Ten participants in the treatment group, and 14 in the placebo group dropped out. Vitamin treatment, compared with placebo, was associated with a decrease in fasting homocysteine concentration (from 14.7 to 7.4 micromol/L vs from 14.7 to 12.0 micromol/L), and in postmethionine homocysteine concentration (from 64.9 to 34.9 micromol/L vs from 64.8 to 50.3 micromol/L). It was also associated with a decreased rate of abnormal exercise electrocardiography tests (odds ratio 0.40 [0.17-0.93]; p=0.035). There was no apparent effect of vitamin treatment on ankle-brachial pressure indices (0.87 [0.56-1.33]), or on carotid and peripheral-arterial outcome variables (1.02 [0.26-4.05] and 0.86 [0.47-1.59], respectively).
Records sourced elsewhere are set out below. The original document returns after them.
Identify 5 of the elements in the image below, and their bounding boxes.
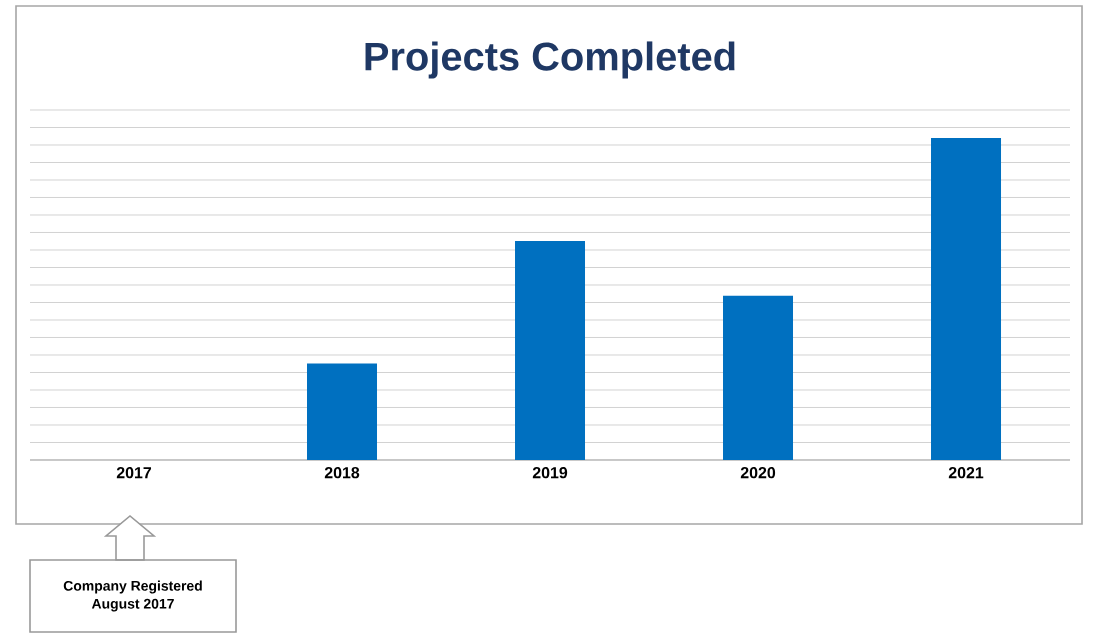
bar (307, 363, 378, 460)
chart-title: Projects Completed (365, 41, 735, 79)
bar (931, 138, 1002, 460)
bar (515, 241, 586, 460)
bar (723, 295, 794, 460)
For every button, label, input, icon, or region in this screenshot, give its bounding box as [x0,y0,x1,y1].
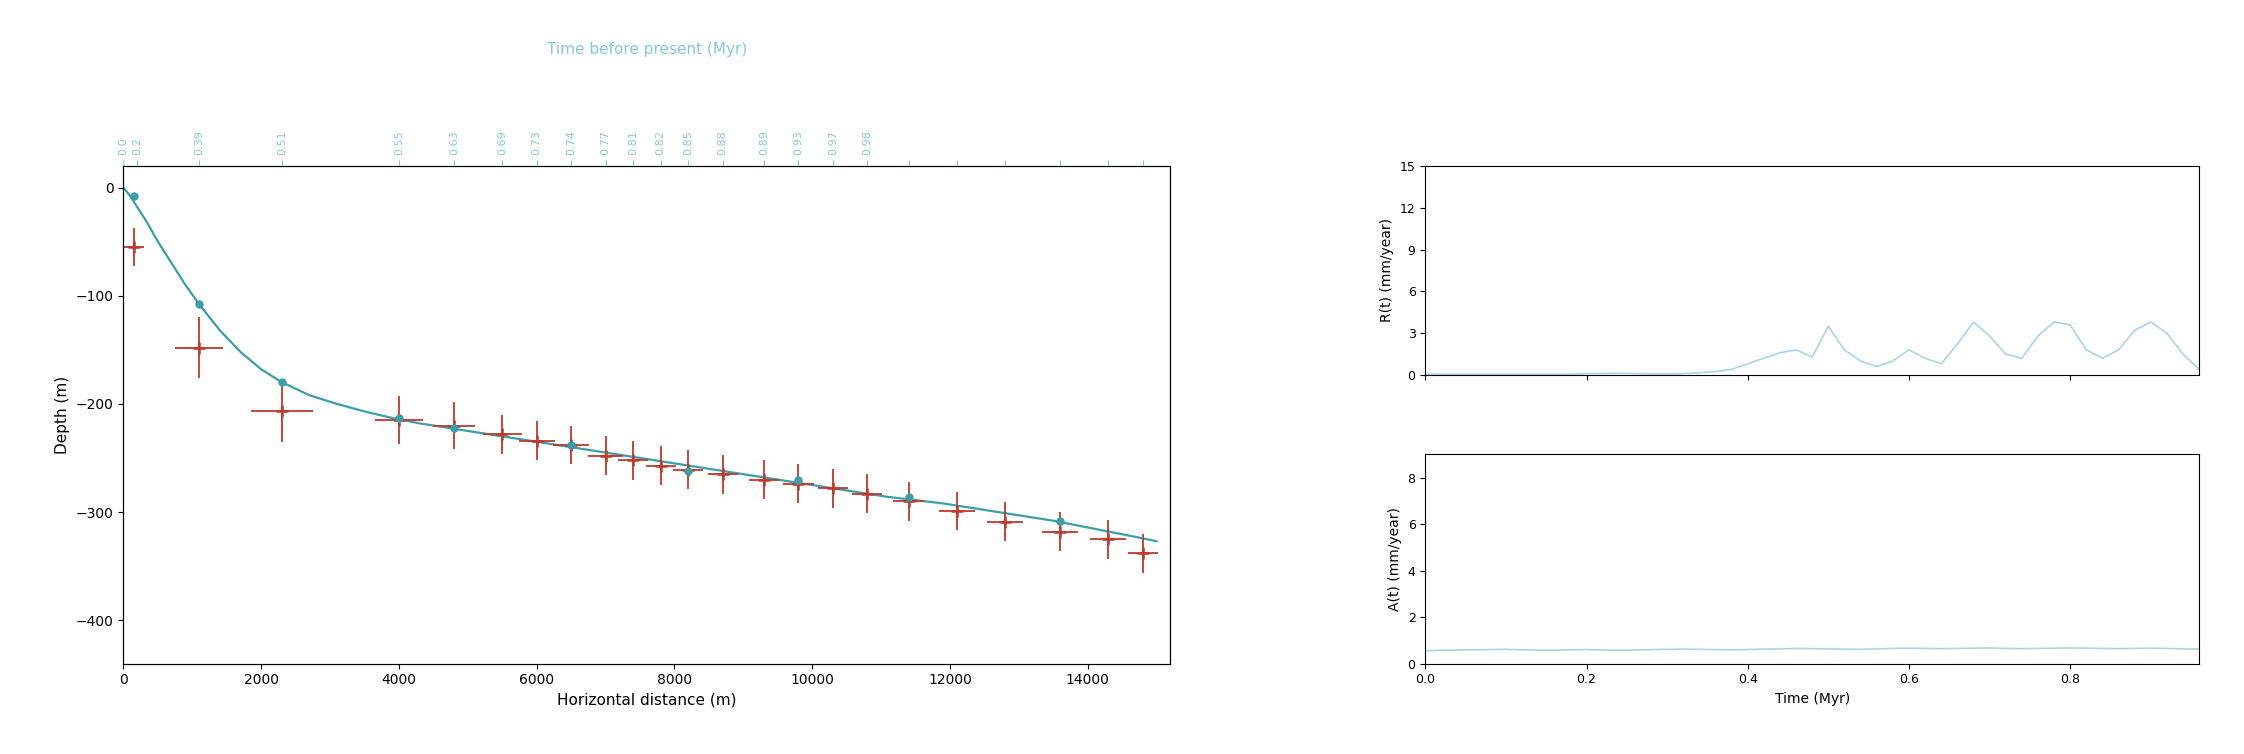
Y-axis label: R(t) (mm/year): R(t) (mm/year) [1380,219,1394,323]
X-axis label: Time (Myr): Time (Myr) [1775,692,1849,706]
X-axis label: Horizontal distance (m): Horizontal distance (m) [557,693,736,708]
X-axis label: Time before present (Myr): Time before present (Myr) [548,42,747,57]
Y-axis label: Depth (m): Depth (m) [56,375,70,454]
Y-axis label: A(t) (mm/year): A(t) (mm/year) [1389,507,1402,611]
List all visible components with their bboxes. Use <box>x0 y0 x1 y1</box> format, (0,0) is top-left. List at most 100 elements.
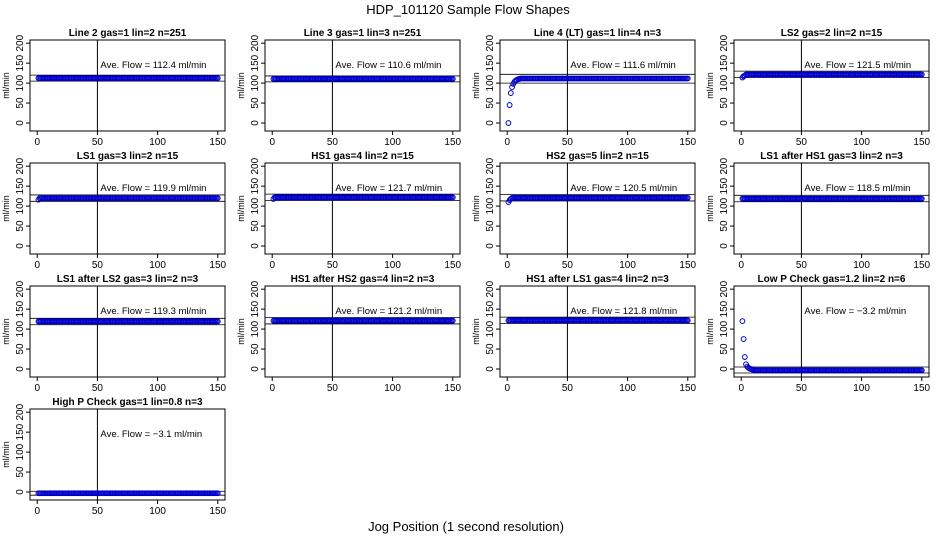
y-tick-label: 150 <box>15 300 26 317</box>
x-tick-label: 0 <box>34 506 40 517</box>
ave-flow-annotation: Ave. Flow = 120.5 ml/min <box>570 183 677 194</box>
panel-frame <box>264 162 461 255</box>
ave-flow-prefix: Ave. Flow = <box>570 183 622 194</box>
y-tick-label: 0 <box>15 120 26 126</box>
ave-flow-prefix: Ave. Flow = <box>335 306 387 317</box>
panel-10: HS1 after HS2 gas=4 lin=2 n=3 ml/min 0 50 10… <box>236 274 462 394</box>
y-tick-label: 150 <box>719 54 730 71</box>
y-tick-label: 50 <box>250 220 261 232</box>
panel-5: LS1 gas=3 lin=2 n=15 ml/min 0 50 100 150 200 0 5… <box>1 151 227 271</box>
y-axis-label: ml/min <box>471 72 481 99</box>
y-tick-label: 150 <box>250 54 261 71</box>
panel-title: LS2 gas=2 lin=2 n=15 <box>781 28 883 39</box>
y-tick-label: 200 <box>250 157 261 174</box>
x-tick-label: 100 <box>384 137 401 148</box>
x-tick-label: 50 <box>796 137 808 148</box>
data-points <box>35 195 221 203</box>
data-point <box>918 71 925 78</box>
panel-6: HS1 gas=4 lin=2 n=15 ml/min 0 50 100 150 200 0 5… <box>236 151 462 271</box>
data-point <box>509 84 515 90</box>
data-points <box>739 71 925 81</box>
y-tick-label: 0 <box>485 120 496 126</box>
data-point <box>684 317 691 324</box>
panel-frame <box>733 285 930 378</box>
panel-frame <box>29 39 226 132</box>
data-point <box>918 367 925 374</box>
y-tick-label: 150 <box>485 177 496 194</box>
y-tick-label: 0 <box>485 243 496 249</box>
x-tick-label: 100 <box>149 506 166 517</box>
data-point <box>214 490 221 497</box>
x-tick-label: 0 <box>504 137 510 148</box>
x-tick-label: 150 <box>679 260 696 271</box>
panel-title: HS1 after HS2 gas=4 lin=2 n=3 <box>291 274 435 285</box>
x-tick-label: 50 <box>796 383 808 394</box>
panel-title: HS2 gas=5 lin=2 n=15 <box>546 151 649 162</box>
y-tick-label: 50 <box>15 466 26 478</box>
ave-flow-unit: ml/min <box>412 183 443 194</box>
panel-1: Line 2 gas=1 lin=2 n=251 ml/min 0 50 100 150 2… <box>1 28 227 148</box>
y-tick-label: 50 <box>485 97 496 109</box>
data-points <box>739 195 925 202</box>
data-point <box>918 195 925 202</box>
y-tick-label: 100 <box>250 74 261 91</box>
ave-flow-annotation: Ave. Flow = 121.7 ml/min <box>335 183 442 194</box>
x-tick-label: 100 <box>384 260 401 271</box>
panel-title: Line 2 gas=1 lin=2 n=251 <box>69 28 187 39</box>
panel-grid: Line 2 gas=1 lin=2 n=251 ml/min 0 50 100 150 2… <box>1 28 931 517</box>
y-tick-label: 200 <box>485 280 496 297</box>
x-tick-label: 50 <box>562 260 574 271</box>
x-tick-label: 50 <box>562 383 574 394</box>
y-tick-label: 100 <box>719 74 730 91</box>
data-point <box>214 75 221 82</box>
panel-title: LS1 after LS2 gas=3 lin=2 n=3 <box>57 274 199 285</box>
x-tick-label: 50 <box>327 383 339 394</box>
ave-flow-value: 121.5 <box>857 60 881 71</box>
x-tick-label: 0 <box>738 260 744 271</box>
x-tick-label: 50 <box>562 137 574 148</box>
y-tick-label: 100 <box>719 320 730 337</box>
x-tick-label: 100 <box>149 137 166 148</box>
data-point <box>684 195 691 201</box>
panel-frame <box>29 162 226 255</box>
y-tick-label: 150 <box>719 300 730 317</box>
ave-flow-annotation: Ave. Flow = 118.5 ml/min <box>804 183 910 194</box>
x-tick-label: 150 <box>209 383 226 394</box>
x-tick-label: 50 <box>92 383 104 394</box>
panel-frame <box>29 408 226 501</box>
y-tick-label: 50 <box>719 343 730 355</box>
y-tick-label: 50 <box>719 220 730 232</box>
data-point <box>214 195 221 202</box>
data-point <box>449 194 456 201</box>
ave-flow-prefix: Ave. Flow = <box>100 306 152 317</box>
y-tick-label: 200 <box>15 403 26 420</box>
y-axis-label: ml/min <box>236 318 246 345</box>
data-points <box>270 194 456 202</box>
data-points <box>739 318 925 374</box>
y-tick-label: 200 <box>15 157 26 174</box>
x-tick-label: 150 <box>679 383 696 394</box>
panel-title: HS1 after LS1 gas=4 lin=2 n=3 <box>526 274 669 285</box>
x-tick-label: 50 <box>92 260 104 271</box>
y-tick-label: 150 <box>719 177 730 194</box>
data-point <box>214 318 221 325</box>
x-tick-label: 100 <box>853 137 870 148</box>
x-tick-label: 0 <box>738 137 744 148</box>
panel-title: HS1 gas=4 lin=2 n=15 <box>311 151 414 162</box>
panel-frame <box>264 285 461 378</box>
y-tick-label: 50 <box>15 97 26 109</box>
ave-flow-unit: ml/min <box>176 60 207 71</box>
y-tick-label: 100 <box>719 197 730 214</box>
y-tick-label: 200 <box>250 280 261 297</box>
x-tick-label: 50 <box>92 506 104 517</box>
panel-9: LS1 after LS2 gas=3 lin=2 n=3 ml/min 0 50 10… <box>1 274 227 394</box>
x-tick-label: 100 <box>619 260 636 271</box>
panel-title: Low P Check gas=1.2 lin=2 n=6 <box>758 274 906 285</box>
y-tick-label: 0 <box>719 120 730 126</box>
x-tick-label: 50 <box>327 260 339 271</box>
x-tick-label: 0 <box>738 383 744 394</box>
ave-flow-annotation: Ave. Flow = 111.6 ml/min <box>570 60 675 71</box>
y-tick-label: 100 <box>15 320 26 337</box>
y-tick-label: 0 <box>15 243 26 249</box>
x-tick-label: 0 <box>504 383 510 394</box>
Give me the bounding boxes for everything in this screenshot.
Homocysteine-lowering treatment with folic acid plus vitamin B6 in healthy siblings of patients with premature atherothrombotic disease is associated with a decreased occurrence of abnormal exercise electrocardiography tests, which is consistent with a decreased risk of atherosclerotic coronary events.
血浆同型半胱氨酸浓度升高与动脉粥样硬化血栓形成性疾病风险增加相关。我们研究了降低同型半胱氨酸治疗(叶酸加维生素B6)对早发性动脉粥样硬化血栓形成性疾病患者健康同胞中亚临床动脉粥样硬化标志物的影响。
我们对167例早发性动脉粥样硬化血栓形成性疾病患者的158名健康同胞进行了一项随机、安慰剂对照试验。80人被分配接受安慰剂,78人被分配每天服用5毫克叶酸和250毫克维生素B6,为期2年。主要终点是根据运动心电图、踝臂压力指数以及颈动脉和股动脉超声检查评估的亚临床动脉粥样硬化的发生或进展。
治疗组有10名参与者退出,安慰剂组有14名参与者退出。与安慰剂相比,维生素治疗可使空腹同型半胱氨酸浓度降低(从14.7微摩尔/升降至7.4微摩尔/升,而安慰剂组从14.7微摩尔/升降至12.0微摩尔/升),蛋氨酸负荷后同型半胱氨酸浓度也降低(从64.9微摩尔/升降至34.9微摩尔/升,而安慰剂组从64.8微摩尔/升降至50.3微摩尔/升)。它还与运动心电图异常检查率降低相关(比值比0.40 [0.17 - 0.93];p = 0.035)。维生素治疗对踝臂压力指数(0.87 [0.56 - 1.33])或颈动脉和外周动脉结局变量(分别为1.02 [0.26 - 4.05]和0.86 [0.47 - 1.59])没有明显影响。
在早发性动脉粥样硬化血栓形成性疾病患者的健康同胞中,用叶酸加维生素B6进行降低同型半胱氨酸治疗与运动心电图异常检查发生率降低相关,这与动脉粥样硬化性冠状动脉事件风险降低一致。